I've tried to solve the following problem from Ahlfors' complex analysis text:
If a function element $(f,\Omega)$ has no direct analytic continuations other than the ones obtained by restricting $f$ to a smaller region, then the boundary of $\Omega$ is called a natural boundary for $f$. Prove that the series $\sum_{n=0}^\infty z^{n!}$ has the unit circle as a natural boundary. Hint: Show that the function tends to infinity on every radius whose argument is a rational multiple of $\pi$.
My attempt:
Let $q \in \mathbb Q$ be a rational number, with reduced form $a/b$ where $a \in \mathbb Z,b \in \mathbb N$. For $r<1$ we have $$f\left(r e^{i q \pi}\right)=\sum_{n=0}^\infty r^{n!} e^{i q n! \pi}= \sum_{n=0}^{b+1} r^{n!} e^{i q n! \pi}+\sum_{n=b+2}^\infty r^{n!} e^{i \frac{a}{b} n! \pi} $$
In the last sum we have $e^{i \frac{a}{b} n! \pi}=1$ for $n \geq b+2$, since the exponent is an even multiple of $\pi i$. Thus using the reverse triangle inequality $$\left|f \left( r e^{i q \pi} \right) \right|=\left|\sum_{n=0}^{b+1} r^{n!} e^{i q n! \pi}+\sum_{n=b+2}^\infty r^{n!} \right| \geq \left| \sum_{n=b+2}^\infty r^{n!}- \left| \sum_{n=0}^{b+1} r^{n!} e^{i q n! \pi} \right| \right|.$$
Taking $r$ sufficiently close to $1$ the series $\sum_{n=b+2}^\infty r^{n!}$ can be made arbitrarily large. Indeed, if $r \geq \sqrt[N!]{1/2}$ with $N$ large the series contains at least $N-b-1$ terms which are $\geq 1/2$. It follows that for $r$ sufficiently close to $1$ the sum $\sum_{n=b+2}^\infty r^{n!}$ can be made larger than $$M:= \max_{r \in [0,1]} \left| \sum_{n=0}^{b+1} r^{n!} e^{i q n! \pi} \right|<\infty ,$$ making the external absolute value redundant. For all such sufficiently close numbers $r$ we have $$\left| f \left( r e^{i q \pi} \right) \right| \geq \sum_{n=b+2}^\infty r^{n!}-M $$ which tends to $\infty$ as $r \to 1^-$.

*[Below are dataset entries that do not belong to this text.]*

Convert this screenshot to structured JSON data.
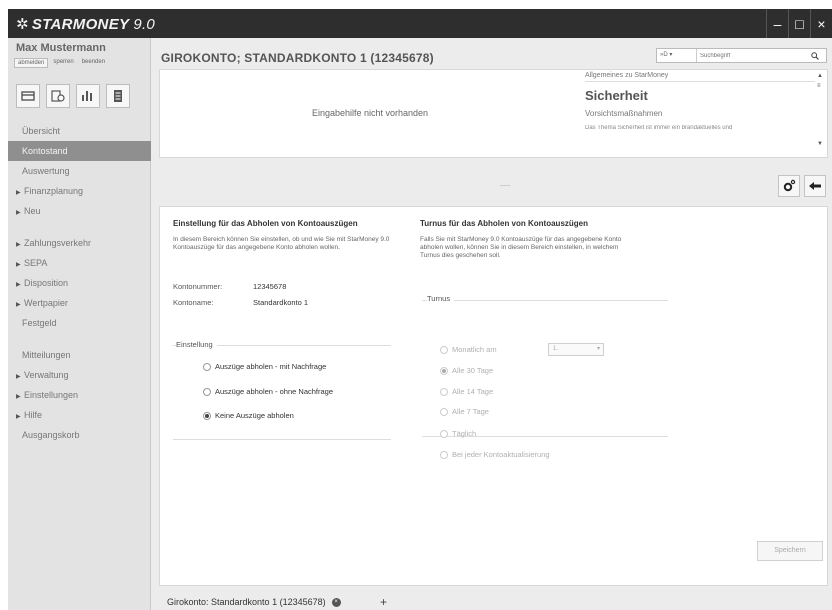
{
  "app": {
    "brand": "STARMONEY",
    "version": "9.0",
    "window_buttons": [
      "–",
      "□",
      "×"
    ]
  },
  "user": {
    "name": "Max Mustermann",
    "links": [
      "abmelden",
      "sperren",
      "beenden"
    ]
  },
  "sidebar": {
    "icons": [
      "accounts-icon",
      "transfer-icon",
      "chart-icon",
      "document-icon"
    ],
    "items": [
      {
        "label": "Übersicht",
        "arrow": false,
        "active": false
      },
      {
        "label": "Kontostand",
        "arrow": false,
        "active": true
      },
      {
        "label": "Auswertung",
        "arrow": false,
        "active": false
      },
      {
        "label": "Finanzplanung",
        "arrow": true,
        "active": false
      },
      {
        "label": "Neu",
        "arrow": true,
        "active": false
      },
      {
        "label": "Zahlungsverkehr",
        "arrow": true,
        "active": false
      },
      {
        "label": "SEPA",
        "arrow": true,
        "active": false
      },
      {
        "label": "Disposition",
        "arrow": true,
        "active": false
      },
      {
        "label": "Wertpapier",
        "arrow": true,
        "active": false
      },
      {
        "label": "Festgeld",
        "arrow": false,
        "active": false
      },
      {
        "label": "Mitteilungen",
        "arrow": false,
        "active": false
      },
      {
        "label": "Verwaltung",
        "arrow": true,
        "active": false
      },
      {
        "label": "Einstellungen",
        "arrow": true,
        "active": false
      },
      {
        "label": "Hilfe",
        "arrow": true,
        "active": false
      },
      {
        "label": "Ausgangskorb",
        "arrow": false,
        "active": false
      }
    ]
  },
  "header": {
    "title": "GIROKONTO; STANDARDKONTO 1 (12345678)",
    "search_scope": "»D ▾",
    "search_placeholder": "Suchbegriff"
  },
  "help_panel": {
    "no_help": "Eingabehilfe nicht vorhanden",
    "section": "Allgemeines zu StarMoney",
    "topic": "Sicherheit",
    "subtopic": "Vorsichtsmaßnahmen",
    "text": "Das Thema Sicherheit ist immer ein brandaktuelles und"
  },
  "left_section": {
    "title": "Einstellung für das Abholen von Kontoauszügen",
    "desc": "In diesem Bereich können Sie einstellen, ob und wie Sie mit StarMoney 9.0 Kontoauszüge für das angegebene Konto abholen wollen.",
    "kontonummer_label": "Kontonummer:",
    "kontonummer_value": "12345678",
    "kontoname_label": "Kontoname:",
    "kontoname_value": "Standardkonto 1",
    "einstellung_legend": "Einstellung",
    "options": [
      {
        "label": "Auszüge abholen - mit Nachfrage",
        "checked": false
      },
      {
        "label": "Auszüge abholen - ohne Nachfrage",
        "checked": false
      },
      {
        "label": "Keine Auszüge abholen",
        "checked": true
      }
    ]
  },
  "right_section": {
    "title": "Turnus für das Abholen von Kontoauszügen",
    "desc": "Falls Sie mit StarMoney 9.0 Kontoauszüge für das angegebene Konto abholen wollen, können Sie in diesem Bereich einstellen, in welchem Turnus dies geschehen soll.",
    "turnus_legend": "Turnus",
    "month_select_value": "1.",
    "options": [
      {
        "label": "Monatlich am",
        "checked": false
      },
      {
        "label": "Alle 30 Tage",
        "checked": true
      },
      {
        "label": "Alle 14 Tage",
        "checked": false
      },
      {
        "label": "Alle 7 Tage",
        "checked": false
      },
      {
        "label": "Täglich",
        "checked": false
      },
      {
        "label": "Bei jeder Kontoaktualisierung",
        "checked": false
      }
    ]
  },
  "actions": {
    "save": "Speichern"
  },
  "tabs": {
    "active": "Girokonto: Standardkonto 1 (12345678)",
    "close": "×",
    "add": "+"
  }
}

Since $\left\{ e^{i q \pi} : q \in \mathbb Q \right\}$ is a dense subset of the unit circle the above prevents the existence of direct analytic continuation by function elements $(g,\Omega')$, unless $\Omega' \subseteq \Omega$. This is true since if $\Omega'$ leaves $\Omega$ it must contain a boundary point whose corresponding radius has an argument which is a rational multiple of $\pi$. Since $f=g$ on $\Omega \cap \Omega'$ it follows that $g$ has infinity as the radial limit towards that boundary point - which contradicts the analyticity of $g$ there.
Is the above correct? If not please help me fix it. Thanks!
The solution is correct, but you could save some labor.
When $z$ is on the radius $(0,1)$, for every $N$ we have $$ f(z)\ge \sum_{n=0}^N z^{n!}\to N+1,\quad z\to 1^-$$ hence $f(z)\to +\infty$ as $z\to 1^{-}$.
For every rational number $a/b$, the function $f(e^{2\pi i a/b}z)-f(z)$ is a polynomial, because $(e^{2\pi i a/b})^{n!} =1$ when $n\ge b$.
From 1 and 2, $|f(e^{2\pi i a/b}z)|\to \infty$ as $z\to 1^-$, which is the same as saying that $|f|\to\infty$ along the radius from $0$ to $e^{2\pi ia/b}$.